Furthermore, third-party defendant Ramp has also established its entitlement to judgement as a matter of law against the plaintiffs. Plaintiffs seek to rely upon the doctrine of res ipsa loquitur, which allows for an inference of negligence to be drawn regarding a defendant's actions based upon the happening of an event where the plaintiff can establish that the event is of a type which would not ordinarily happen in the absence of someone's negligence; was caused by an agent or instrumentality exclusively within the defendant's control; and was not due to any voluntary action or contribution on the plaintiff's behalf ( Kambatv St. Francis Hosp. , 89 NY2d 489, 655 NYS2d 844; Dermatossian v New York City Transportation Authority , 67 NY2d 219, 501 NYS2d 784; Prosser and Keeton, Torts § 39 at 248-251).
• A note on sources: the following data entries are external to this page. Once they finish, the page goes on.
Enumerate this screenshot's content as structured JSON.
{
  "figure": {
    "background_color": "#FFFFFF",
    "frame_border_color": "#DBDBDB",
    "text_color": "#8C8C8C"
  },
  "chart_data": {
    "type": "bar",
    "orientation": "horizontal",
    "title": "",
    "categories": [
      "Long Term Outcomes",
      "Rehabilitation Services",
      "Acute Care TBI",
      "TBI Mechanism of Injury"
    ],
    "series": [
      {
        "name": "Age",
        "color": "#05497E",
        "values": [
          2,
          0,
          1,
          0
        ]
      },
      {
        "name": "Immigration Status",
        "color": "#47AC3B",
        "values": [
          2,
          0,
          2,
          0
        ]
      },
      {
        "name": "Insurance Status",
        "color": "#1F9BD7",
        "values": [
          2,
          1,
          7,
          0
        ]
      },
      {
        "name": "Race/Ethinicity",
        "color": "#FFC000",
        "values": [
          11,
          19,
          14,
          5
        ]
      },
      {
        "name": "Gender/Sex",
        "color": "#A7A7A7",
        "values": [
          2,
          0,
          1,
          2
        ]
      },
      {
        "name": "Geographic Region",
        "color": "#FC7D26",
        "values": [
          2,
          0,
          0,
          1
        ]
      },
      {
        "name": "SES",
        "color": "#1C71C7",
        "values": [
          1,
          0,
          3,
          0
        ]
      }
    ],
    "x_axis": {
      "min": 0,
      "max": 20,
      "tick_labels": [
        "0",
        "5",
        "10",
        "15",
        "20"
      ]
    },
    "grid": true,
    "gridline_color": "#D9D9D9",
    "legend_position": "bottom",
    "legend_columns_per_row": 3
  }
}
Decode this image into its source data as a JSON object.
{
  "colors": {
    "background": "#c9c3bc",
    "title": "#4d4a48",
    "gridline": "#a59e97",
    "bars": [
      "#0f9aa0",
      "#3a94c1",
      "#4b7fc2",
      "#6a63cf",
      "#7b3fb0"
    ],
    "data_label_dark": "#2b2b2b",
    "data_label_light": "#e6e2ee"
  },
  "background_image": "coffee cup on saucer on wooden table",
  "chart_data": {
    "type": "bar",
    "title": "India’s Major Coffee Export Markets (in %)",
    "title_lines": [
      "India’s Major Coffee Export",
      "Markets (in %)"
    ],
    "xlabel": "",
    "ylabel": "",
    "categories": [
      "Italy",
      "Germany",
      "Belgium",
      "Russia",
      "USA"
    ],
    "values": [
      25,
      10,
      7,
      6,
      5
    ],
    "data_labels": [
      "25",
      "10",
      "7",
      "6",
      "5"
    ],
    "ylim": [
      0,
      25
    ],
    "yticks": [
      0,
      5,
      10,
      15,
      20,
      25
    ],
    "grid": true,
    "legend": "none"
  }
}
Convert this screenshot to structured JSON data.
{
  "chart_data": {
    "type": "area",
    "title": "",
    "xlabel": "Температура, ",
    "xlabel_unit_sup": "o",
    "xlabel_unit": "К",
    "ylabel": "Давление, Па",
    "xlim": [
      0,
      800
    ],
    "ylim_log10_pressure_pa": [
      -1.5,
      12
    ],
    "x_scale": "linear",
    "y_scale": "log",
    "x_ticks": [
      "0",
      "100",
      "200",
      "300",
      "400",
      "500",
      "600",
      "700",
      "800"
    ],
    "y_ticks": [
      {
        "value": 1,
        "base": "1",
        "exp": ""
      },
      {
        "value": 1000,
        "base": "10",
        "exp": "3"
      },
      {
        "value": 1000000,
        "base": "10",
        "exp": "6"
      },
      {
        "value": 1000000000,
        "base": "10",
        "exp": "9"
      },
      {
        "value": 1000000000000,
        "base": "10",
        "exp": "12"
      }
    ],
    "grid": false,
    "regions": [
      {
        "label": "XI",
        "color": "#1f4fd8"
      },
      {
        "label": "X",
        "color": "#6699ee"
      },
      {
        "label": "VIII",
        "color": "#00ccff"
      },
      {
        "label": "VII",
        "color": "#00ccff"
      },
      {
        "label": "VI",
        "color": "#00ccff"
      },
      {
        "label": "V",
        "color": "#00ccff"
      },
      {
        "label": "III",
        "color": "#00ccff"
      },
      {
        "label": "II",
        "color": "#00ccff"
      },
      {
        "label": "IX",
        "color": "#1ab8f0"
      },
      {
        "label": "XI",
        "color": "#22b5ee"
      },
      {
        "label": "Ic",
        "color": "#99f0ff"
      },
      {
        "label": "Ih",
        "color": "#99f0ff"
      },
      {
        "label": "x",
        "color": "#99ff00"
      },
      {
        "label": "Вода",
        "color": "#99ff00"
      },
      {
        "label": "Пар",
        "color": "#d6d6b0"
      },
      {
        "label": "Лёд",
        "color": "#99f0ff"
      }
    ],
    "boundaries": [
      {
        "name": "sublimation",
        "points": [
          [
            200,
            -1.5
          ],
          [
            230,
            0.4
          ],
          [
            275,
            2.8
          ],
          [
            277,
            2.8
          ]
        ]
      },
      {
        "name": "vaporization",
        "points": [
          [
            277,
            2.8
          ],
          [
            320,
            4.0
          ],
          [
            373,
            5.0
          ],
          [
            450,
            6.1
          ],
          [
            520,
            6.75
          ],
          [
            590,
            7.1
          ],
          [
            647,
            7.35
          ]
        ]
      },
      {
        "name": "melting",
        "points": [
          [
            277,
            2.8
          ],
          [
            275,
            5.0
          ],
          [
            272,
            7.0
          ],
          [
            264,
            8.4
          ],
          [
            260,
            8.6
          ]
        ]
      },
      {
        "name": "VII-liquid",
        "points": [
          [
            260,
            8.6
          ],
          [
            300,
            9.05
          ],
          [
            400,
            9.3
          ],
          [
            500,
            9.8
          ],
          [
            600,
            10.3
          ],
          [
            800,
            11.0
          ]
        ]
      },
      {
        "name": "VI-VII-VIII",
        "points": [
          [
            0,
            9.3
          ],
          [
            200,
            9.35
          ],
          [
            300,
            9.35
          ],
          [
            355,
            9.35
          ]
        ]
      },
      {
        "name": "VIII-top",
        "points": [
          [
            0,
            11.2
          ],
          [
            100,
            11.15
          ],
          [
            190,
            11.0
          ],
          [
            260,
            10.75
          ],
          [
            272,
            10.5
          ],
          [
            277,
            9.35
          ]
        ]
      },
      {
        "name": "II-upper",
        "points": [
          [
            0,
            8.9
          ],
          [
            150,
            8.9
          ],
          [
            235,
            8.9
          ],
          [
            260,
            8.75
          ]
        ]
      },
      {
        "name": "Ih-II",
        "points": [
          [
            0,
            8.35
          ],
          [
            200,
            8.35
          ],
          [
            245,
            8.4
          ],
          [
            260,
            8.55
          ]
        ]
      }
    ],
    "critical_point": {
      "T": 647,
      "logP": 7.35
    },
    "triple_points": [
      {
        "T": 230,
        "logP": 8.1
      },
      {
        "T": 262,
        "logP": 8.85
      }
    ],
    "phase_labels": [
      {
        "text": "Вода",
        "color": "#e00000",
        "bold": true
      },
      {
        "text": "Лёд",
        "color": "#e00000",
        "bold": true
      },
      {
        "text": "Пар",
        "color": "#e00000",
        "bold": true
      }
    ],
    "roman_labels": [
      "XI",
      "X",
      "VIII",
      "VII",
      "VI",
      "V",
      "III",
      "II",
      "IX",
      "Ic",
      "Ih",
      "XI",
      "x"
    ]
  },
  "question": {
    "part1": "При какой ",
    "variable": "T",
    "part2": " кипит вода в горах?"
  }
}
Plaintiffs may not rely upon the doctrine of res ipsa loquitur as they have failed to establish that third-party defendant Ramp had exclusive control over the subject vehicle and its braking system at the time of the accident ( see, Dermatossian v New York City Transportation Authority , supra; Breslin v Rij , supra; Cuffiero v Shore , 216 AD2d 265, 627 NYS2d 770). Nor did third-party defendant Ramp owe plaintiffs a duty of care by virtue of its limited service contract with defendant Burner King ( see, Palka v Servicemaster Mgt Serv. , 83 NY2d 579, 611 NYS2d 817; Walker v First Tr. , Inc. , 35 AD3d 452, 825 NYS2d 526; Espinal v Melville Snow Contr. , 283 AD2d 546, 724 NYS2d 893). Additionally, plaintiffs have failed to demonstrate that third-party defendant Ramp performed any of the aforementioned repairs on the subject vehicle in a negligent manner, resulting in the plaintiffs' injuries ( Vergara v Tides Constr. Corp. 280 AD2d 665, 721 NYS2d 103; Ginstino v Hollymatic Corp. , 202 AD2d 161, 608 NYS2d 179).
Accordingly, third-party defendant Ramp's motion for summary judgment is granted. The action is severed and shall continue against the remaining defendants.